Le football est sans conteste le sport le plus populaire et médiatisé du monde. Presque une religion dans certains pays, ce sport souffre d’une image peu reluisante en France. Source de nombreux clichés, le sport au ballon rond est souvent critiqué : c’est un sport de danseuse, les joueurs sont payés des millions pour taper dans un ballon, ou encore, les supporters sont des beaufs, idiots et violents.

Ce qui va nous intéresser, ce sont ces clichés qui persistent dans l’imaginaire collectif. Qui sont-ils ? D’où viennent-ils ? Pour grossir le trait, on peut catégoriser trois type de supporter : le beauf, l’ultra et le footix.

LE FOOTIX

Ce néologisme « fourre-tout » désigne le supporter lambda

Ce néologisme « fourre-tout » désigne le supporter lambda.
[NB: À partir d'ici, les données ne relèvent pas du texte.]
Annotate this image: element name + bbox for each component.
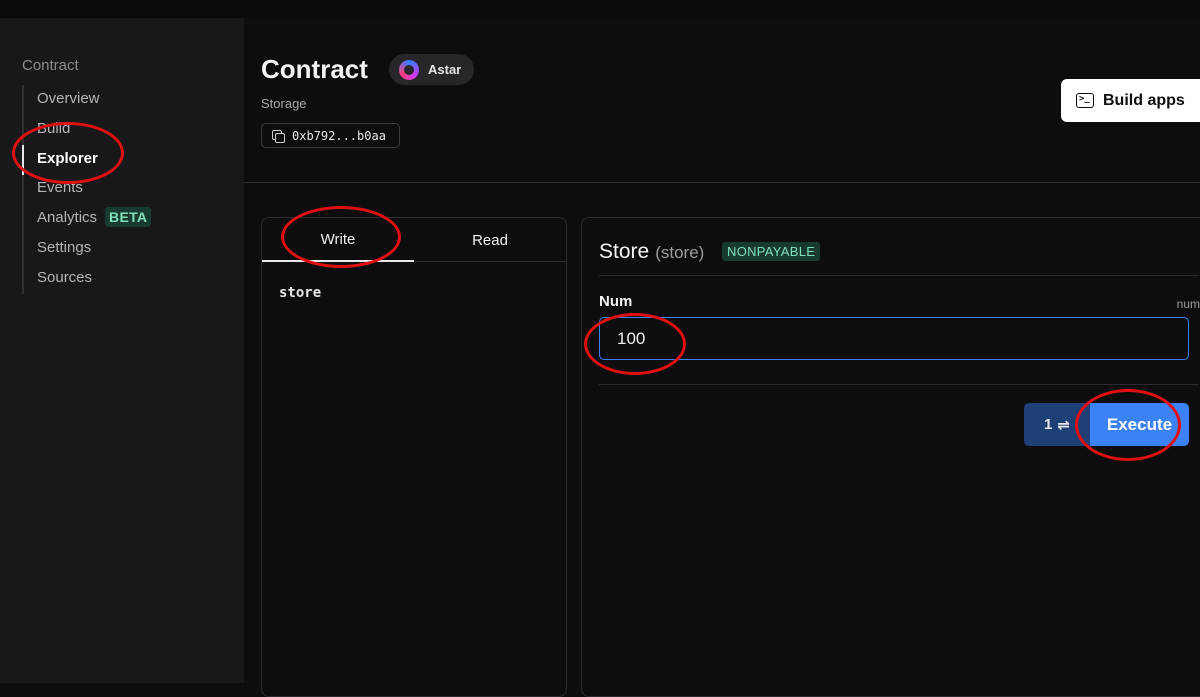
function-title: Store (store) [599,240,704,264]
top-bar [0,0,1200,18]
chain-badge[interactable]: Astar [389,54,474,85]
function-signature: (store) [655,243,705,262]
param-type: num [1176,297,1200,311]
sidebar-item-overview[interactable]: Overview [37,87,100,109]
sidebar-item-sources[interactable]: Sources [37,266,92,288]
num-input[interactable]: 100 [599,317,1189,360]
param-label: Num [599,293,633,310]
function-item-store[interactable]: store [279,285,321,301]
copy-address-button[interactable]: 0xb792...b0aa [261,123,400,148]
sidebar-item-settings[interactable]: Settings [37,236,91,258]
value-button[interactable]: 1 ⇌ [1024,403,1090,446]
tab-write[interactable]: Write [262,218,414,262]
sidebar: Contract Overview Build Explorer Events … [0,18,244,683]
function-detail-panel: Store (store) NONPAYABLE Num num 100 1 ⇌… [581,217,1200,697]
page-title: Contract [261,54,368,84]
terminal-icon: >_ [1076,93,1094,108]
mutability-badge: NONPAYABLE [722,242,821,261]
execute-button[interactable]: Execute [1090,403,1189,446]
chain-name: Astar [428,62,462,77]
sidebar-nav: Overview Build Explorer Events Analytics… [22,85,222,294]
beta-badge: BETA [105,207,152,227]
active-indicator [22,145,24,175]
build-apps-button[interactable]: >_ Build apps [1061,79,1200,122]
divider [599,275,1199,276]
sidebar-item-build[interactable]: Build [37,117,70,139]
sidebar-item-analytics[interactable]: Analytics BETA [37,206,152,228]
copy-icon [272,129,285,143]
sidebar-item-explorer[interactable]: Explorer [37,147,98,169]
sidebar-heading: Contract [22,57,79,74]
sidebar-item-events[interactable]: Events [37,176,83,198]
header-divider [244,182,1200,183]
tab-bar: Write Read [262,218,566,262]
astar-logo-icon [399,59,419,80]
contract-address: 0xb792...b0aa [292,128,386,143]
tab-read[interactable]: Read [414,218,566,262]
divider [599,384,1199,385]
swap-icon: ⇌ [1057,416,1070,434]
function-name: Store [599,240,650,263]
functions-panel: Write Read store [261,217,567,697]
main-content: Contract Astar Storage 0xb792...b0aa >_ … [244,18,1200,697]
contract-name: Storage [261,96,307,111]
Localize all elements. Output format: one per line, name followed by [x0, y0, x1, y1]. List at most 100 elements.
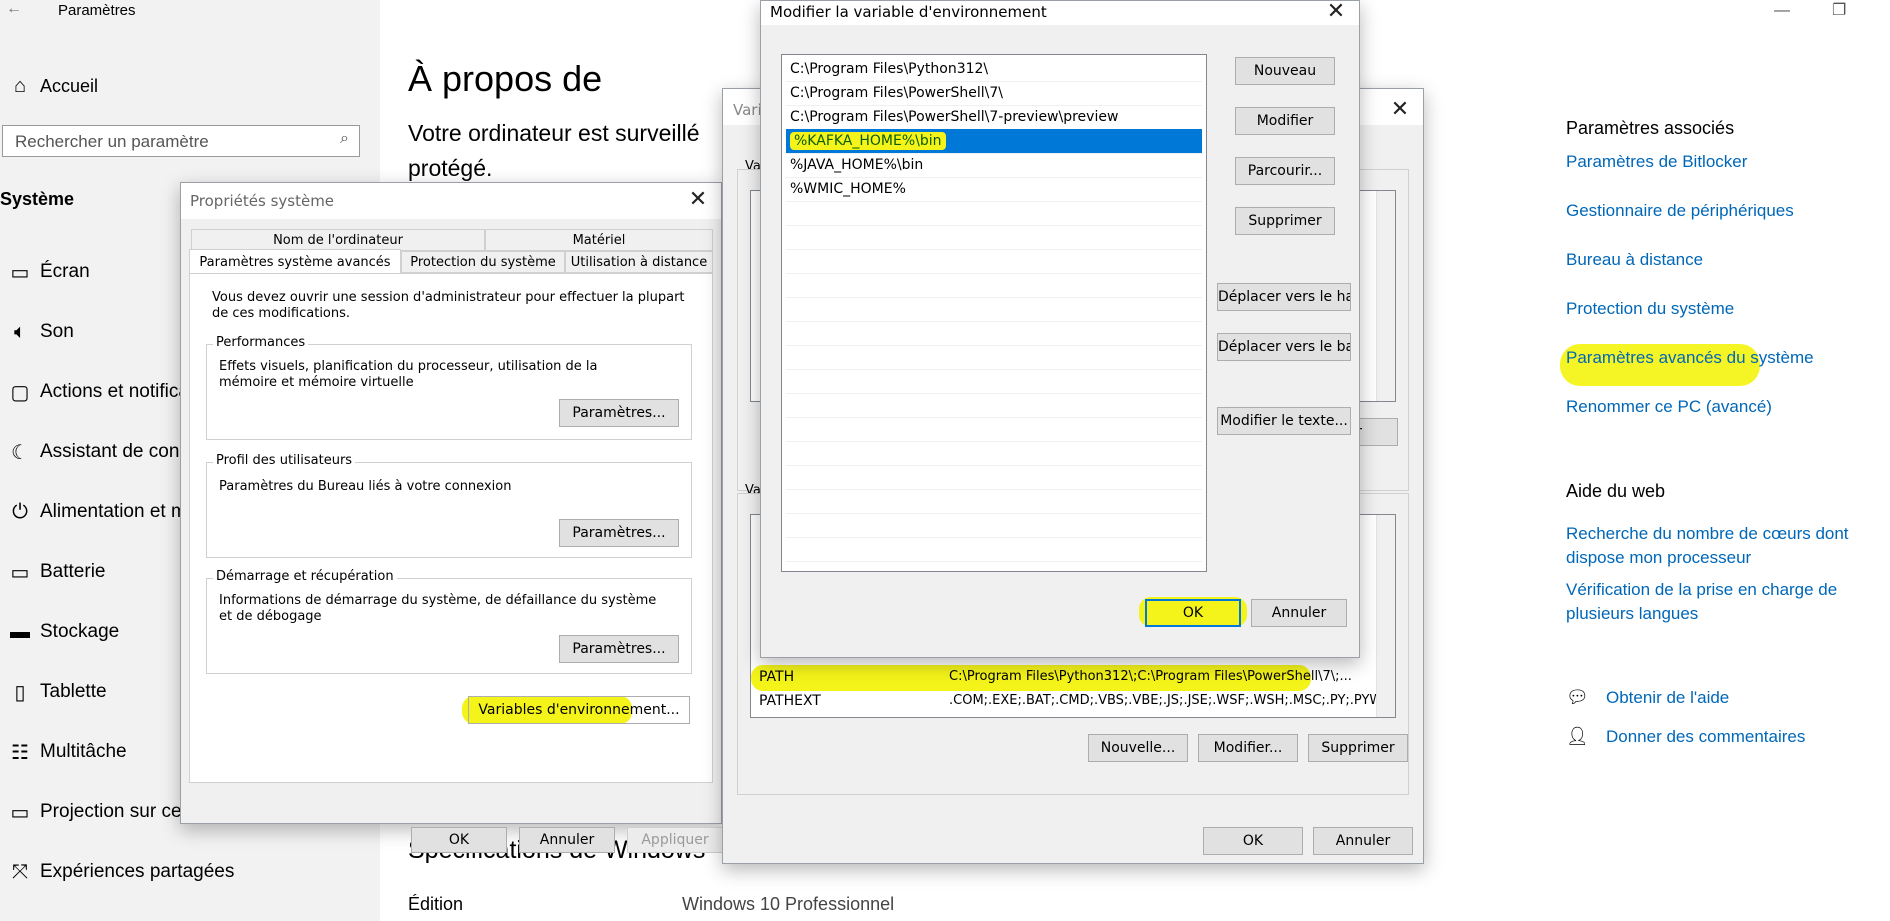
tab-hardware[interactable]: Matériel: [485, 229, 713, 251]
group-label: Performances: [213, 335, 309, 350]
var-value-path[interactable]: C:\Program Files\Python312\;C:\Program F…: [949, 669, 1352, 685]
close-icon[interactable]: ✕: [1383, 95, 1417, 127]
nav-item-shared[interactable]: ⤧ Expériences partagées: [0, 852, 234, 892]
sysprops-ok-button[interactable]: OK: [411, 827, 507, 853]
link-languages-2[interactable]: plusieurs langues: [1566, 604, 1698, 624]
envvars-cancel-button[interactable]: Annuler: [1313, 827, 1413, 855]
move-down-button[interactable]: Déplacer vers le bas: [1217, 333, 1351, 361]
path-entry[interactable]: C:\Program Files\PowerShell\7\: [786, 81, 1202, 106]
minimize-button[interactable]: —: [1774, 2, 1790, 20]
startup-recovery-group: Démarrage et récupération Informations d…: [206, 569, 692, 674]
link-bitlocker[interactable]: Paramètres de Bitlocker: [1566, 152, 1747, 172]
move-up-button[interactable]: Déplacer vers le haut: [1217, 283, 1351, 311]
environment-variables-button[interactable]: Variables d'environnement...: [468, 696, 690, 724]
var-value-pathext[interactable]: .COM;.EXE;.BAT;.CMD;.VBS;.VBE;.JS;.JSE;.…: [949, 693, 1382, 709]
nav-label: Son: [40, 321, 74, 342]
empty-row: [786, 345, 1202, 370]
settings-search-box[interactable]: Rechercher un paramètre ⌕: [2, 125, 360, 157]
nav-item-notifications[interactable]: ▢ Actions et notifica: [0, 372, 189, 412]
empty-row: [786, 369, 1202, 394]
home-nav-item[interactable]: ⌂ Accueil: [0, 70, 98, 102]
link-device-manager[interactable]: Gestionnaire de périphériques: [1566, 201, 1794, 221]
nav-item-power[interactable]: ⏻ Alimentation et mi: [0, 492, 191, 532]
new-entry-button[interactable]: Nouveau: [1235, 57, 1335, 85]
nav-item-son[interactable]: 🔈︎ Son: [0, 312, 74, 352]
protection-text-line1: Votre ordinateur est surveillé: [408, 120, 700, 146]
browse-button[interactable]: Parcourir...: [1235, 157, 1335, 185]
empty-row: [786, 321, 1202, 346]
storage-icon: ▬: [10, 620, 30, 643]
var-name-pathext[interactable]: PATHEXT: [759, 693, 821, 709]
link-system-protection[interactable]: Protection du système: [1566, 299, 1734, 319]
link-rename-pc[interactable]: Renommer ce PC (avancé): [1566, 397, 1772, 417]
empty-row: [786, 441, 1202, 466]
startup-settings-button[interactable]: Paramètres...: [559, 635, 679, 663]
nav-item-battery[interactable]: ▭ Batterie: [0, 552, 106, 592]
tab-remote[interactable]: Utilisation à distance: [565, 251, 713, 273]
link-get-help[interactable]: Obtenir de l'aide: [1606, 688, 1729, 708]
search-input[interactable]: Rechercher un paramètre: [15, 132, 209, 152]
group-description: Informations de démarrage du système, de…: [219, 593, 657, 624]
sysprops-titlebar: Propriétés système ✕: [181, 183, 721, 219]
restore-button[interactable]: ❐: [1832, 0, 1846, 20]
path-entry-selected[interactable]: %KAFKA_HOME%\bin: [786, 129, 1202, 154]
envvars-ok-button[interactable]: OK: [1203, 827, 1303, 855]
link-advanced-system-settings[interactable]: Paramètres avancés du système: [1566, 348, 1814, 368]
back-arrow-icon[interactable]: ←: [6, 0, 22, 18]
scrollbar[interactable]: [1376, 191, 1395, 401]
tab-advanced[interactable]: Paramètres système avancés: [189, 249, 401, 275]
tab-panel: Vous devez ouvrir une session d'administ…: [189, 273, 713, 783]
editvar-ok-button[interactable]: OK: [1145, 599, 1241, 627]
editvar-cancel-button[interactable]: Annuler: [1251, 599, 1347, 627]
related-settings-heading: Paramètres associés: [1566, 118, 1735, 138]
link-feedback[interactable]: Donner des commentaires: [1606, 727, 1805, 747]
path-entry[interactable]: %WMIC_HOME%: [786, 177, 1202, 202]
system-new-button[interactable]: Nouvelle...: [1088, 734, 1188, 762]
link-cpu-cores-1[interactable]: Recherche du nombre de cœurs dont: [1566, 524, 1849, 544]
path-entry[interactable]: C:\Program Files\Python312\: [786, 57, 1202, 82]
tab-system-protection[interactable]: Protection du système: [401, 251, 565, 273]
link-languages-1[interactable]: Vérification de la prise en charge de: [1566, 580, 1837, 600]
admin-intro-text: Vous devez ouvrir une session d'administ…: [212, 290, 685, 321]
link-cpu-cores-2[interactable]: dispose mon processeur: [1566, 548, 1751, 568]
edition-label: Édition: [408, 894, 464, 914]
empty-row: [786, 297, 1202, 322]
profile-settings-button[interactable]: Paramètres...: [559, 519, 679, 547]
sysprops-apply-button[interactable]: Appliquer: [627, 827, 723, 853]
sysprops-title: Propriétés système: [190, 192, 335, 210]
battery-icon: ▭: [10, 561, 30, 584]
system-delete-button[interactable]: Supprimer: [1308, 734, 1408, 762]
close-icon[interactable]: ✕: [681, 185, 715, 217]
sysprops-cancel-button[interactable]: Annuler: [519, 827, 615, 853]
multitask-icon: ☷: [11, 741, 29, 764]
system-edit-button[interactable]: Modifier...: [1198, 734, 1298, 762]
edit-entry-button[interactable]: Modifier: [1235, 107, 1335, 135]
nav-label: Stockage: [40, 621, 120, 642]
scrollbar[interactable]: [1376, 515, 1395, 717]
nav-item-focus-assist[interactable]: ☾ Assistant de conce: [0, 432, 199, 472]
edit-text-button[interactable]: Modifier le texte...: [1217, 407, 1351, 435]
performance-settings-button[interactable]: Paramètres...: [559, 399, 679, 427]
nav-item-ecran[interactable]: ▭ Écran: [0, 252, 90, 292]
nav-item-storage[interactable]: ▬ Stockage: [0, 612, 119, 652]
path-entries-list[interactable]: C:\Program Files\Python312\ C:\Program F…: [781, 54, 1207, 572]
protection-text-line2: protégé.: [408, 155, 493, 181]
delete-entry-button[interactable]: Supprimer: [1235, 207, 1335, 235]
empty-row: [786, 537, 1202, 562]
nav-item-projection[interactable]: ▭ Projection sur ce P: [0, 792, 200, 832]
web-help-heading: Aide du web: [1566, 481, 1666, 501]
path-entry[interactable]: %JAVA_HOME%\bin: [786, 153, 1202, 178]
path-entry[interactable]: C:\Program Files\PowerShell\7-preview\pr…: [786, 105, 1202, 130]
user-profiles-group: Profil des utilisateurs Paramètres du Bu…: [206, 453, 692, 558]
close-icon[interactable]: ✕: [1319, 0, 1353, 29]
var-name-path[interactable]: PATH: [759, 669, 794, 685]
performance-group: Performances Effets visuels, planificati…: [206, 335, 692, 440]
nav-item-tablet[interactable]: ▯ Tablette: [0, 672, 106, 712]
nav-item-multitask[interactable]: ☷ Multitâche: [0, 732, 127, 772]
tab-computer-name[interactable]: Nom de l'ordinateur: [191, 229, 485, 251]
group-label: Démarrage et récupération: [213, 569, 397, 584]
nav-label: Expériences partagées: [40, 861, 235, 882]
link-remote-desktop[interactable]: Bureau à distance: [1566, 250, 1703, 270]
power-icon: ⏻: [12, 500, 28, 523]
empty-row: [786, 465, 1202, 490]
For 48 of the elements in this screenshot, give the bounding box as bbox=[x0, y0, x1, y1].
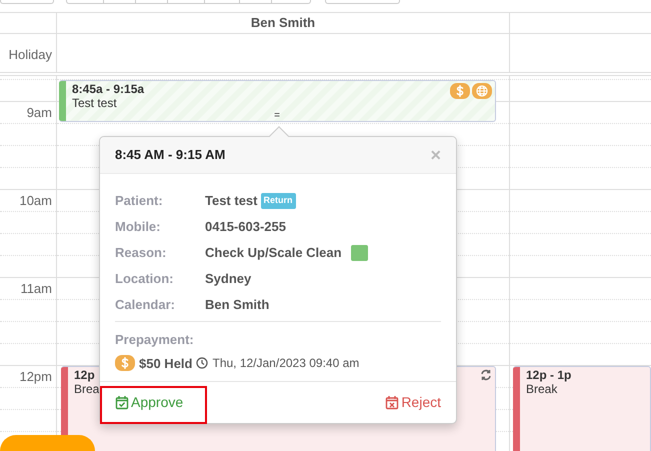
time-label: 12pm bbox=[18, 368, 53, 385]
event-title: Break bbox=[526, 382, 558, 396]
prepayment-amount: $50 Held bbox=[139, 354, 192, 372]
chat-button[interactable] bbox=[0, 435, 95, 451]
toolbar-button[interactable] bbox=[240, 0, 272, 4]
clock-icon bbox=[196, 357, 208, 370]
prepayment-label: Prepayment: bbox=[115, 331, 195, 349]
toolbar-button[interactable] bbox=[272, 0, 311, 4]
field-label: Mobile: bbox=[115, 218, 162, 236]
time-label: 10am bbox=[18, 192, 53, 209]
toolbar-button[interactable] bbox=[205, 0, 240, 4]
field-value: 0415-603-255 bbox=[205, 218, 286, 236]
toolbar-button[interactable] bbox=[66, 0, 104, 4]
time-label: 11am bbox=[19, 280, 53, 297]
field-value: Test test bbox=[205, 192, 258, 210]
field-value: Sydney bbox=[205, 270, 252, 288]
calendar-icon bbox=[385, 395, 400, 410]
approve-button[interactable]: Approve bbox=[115, 392, 184, 413]
column-header: Ben Smith bbox=[250, 14, 316, 32]
toolbar-button[interactable] bbox=[325, 0, 400, 4]
popover-title: 8:45 AM - 9:15 AM bbox=[115, 146, 226, 164]
globe-icon bbox=[472, 83, 492, 99]
dollar-icon bbox=[450, 83, 470, 99]
field-label: Calendar: bbox=[115, 296, 176, 314]
toolbar-button[interactable] bbox=[136, 0, 168, 4]
calendar-icon bbox=[115, 395, 129, 410]
field-label: Reason: bbox=[115, 244, 168, 262]
time-label: 9am bbox=[26, 104, 53, 121]
toolbar-button[interactable] bbox=[0, 0, 54, 4]
event-title: Test test bbox=[72, 96, 117, 110]
event-title: Brea bbox=[74, 382, 100, 396]
field-label: Location: bbox=[115, 270, 174, 288]
event-time: 8:45a - 9:15a bbox=[72, 82, 144, 96]
field-value: Check Up/Scale Clean bbox=[205, 244, 342, 262]
break-event[interactable]: 12p - 1p Break bbox=[513, 366, 651, 451]
dollar-icon bbox=[115, 355, 135, 372]
event-time: 12p bbox=[74, 368, 95, 382]
appointment-event[interactable]: 8:45a - 9:15a Test test = bbox=[59, 80, 496, 122]
return-tag: Return bbox=[260, 193, 296, 209]
field-value: Ben Smith bbox=[205, 296, 270, 314]
prepayment-time: Thu, 12/Jan/2023 09:40 am bbox=[212, 355, 360, 372]
toolbar-button[interactable] bbox=[168, 0, 205, 4]
reject-button[interactable]: Reject bbox=[385, 392, 441, 413]
event-time: 12p - 1p bbox=[526, 368, 572, 382]
field-label: Patient: bbox=[115, 192, 164, 210]
resize-handle[interactable]: = bbox=[274, 109, 280, 121]
toolbar-button[interactable] bbox=[104, 0, 136, 4]
all-day-label: Holiday bbox=[8, 46, 53, 64]
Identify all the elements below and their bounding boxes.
Celui qui aime venir au stade de temps en temps pour le côté festif. Toujours avec son écharpe et maquillé des couleurs de l’équipe du jour. Il aime plusieurs équipes, espère juste des buts et du spectacle. A la télé, il regarde seulement les matchs diffusés en clair. Il ne connait pas trop les joueurs « a part Mbappé, Griezmann, Ronaldo et Messi, la base quand même ». C’est aussi un fan de football qui aime une ou plusieurs équipes. Il ne supporte pas forcément l’équipe de sa ville natale, voire même de son pays. Un Toulousain n’est pas forcément pour le TFC, mais peut très bien supporter le Real Madrid par exemple. Le footix aime le foot pour son côté spectacle, festif, et fédérateur. Il ne le considère pas comme une religion à l’image des ultras, ou d’une science comme les experts. Ce cliché désigne donc toutes les personnes qui adorent les périodes de coupe du monde et qui remplissent les tribunes latérales.